Bernard Mwinzi has been elevated to Managing Editor, Weekend Editions and in charge of the Health Desk. Mwinzi, who was head of production for Nation newspapers, had been picked by Standard Group to head its daily editions. His appointment has effectively earned him the much-needed lifeline to stay at the twin tower, sending Standard Editor-in-Chief Ochieng Rapuro back to the drawing board.
Mwinzi, who was acting Executive Editor and Managing Editor Daily Nation, turns out to be the biggest winner in the new changes – in large part helped by the Standard job offer three weeks that raised his value and gave him more muscle to flex.
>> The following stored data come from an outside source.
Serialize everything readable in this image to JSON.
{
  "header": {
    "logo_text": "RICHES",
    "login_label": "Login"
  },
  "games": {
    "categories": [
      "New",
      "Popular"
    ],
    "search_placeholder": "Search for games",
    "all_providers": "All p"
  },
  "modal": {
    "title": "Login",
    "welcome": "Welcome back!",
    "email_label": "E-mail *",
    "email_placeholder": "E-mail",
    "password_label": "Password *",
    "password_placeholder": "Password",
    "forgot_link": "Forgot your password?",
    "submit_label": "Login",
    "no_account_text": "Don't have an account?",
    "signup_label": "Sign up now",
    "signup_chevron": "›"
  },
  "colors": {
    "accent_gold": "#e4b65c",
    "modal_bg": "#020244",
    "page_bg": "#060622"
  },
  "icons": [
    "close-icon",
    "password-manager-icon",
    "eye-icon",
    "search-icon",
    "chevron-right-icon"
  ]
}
Washington Gikunju, who has been an assistant editor for Business Daily, now becomes Managing Editor of weekly The East African newspaper and Head of Africa and International Desks. Gikunju has also been on the hit list of Standard Group.
The editorial changes at NMG have sent Standard Group back to the drawing board.
The shift to The East African where he replaces Rapuro, his former boss at Business Daily who moved to Standard mid-June, sort of derails Gikunju from the core local business and economics journalism that has been his fodder.
Meanwhile, Michael Omondi has been hoisted to the position of Assistant Editor, Business Daily, stepping into Gikunju’s shoes to deputise Ng’ang’a Mbugua. Previously, he was section head for economy and politics, which will now be managed by George Omondi.
Jackson Mutinda, also recently interviewed by the Standard, has been moved from The East African newspaper and made Assistant Editor for the Saturday Nation, to work under his former Standard colleague Wayua Muli.
John Kiplagat is now Assistant Editor, Daily Nation, and Head of Production, while long-serving The East African sub-editor Sarah Bakata and later associate editor, has found another elevation to the position of Assistant Editor for the weekly.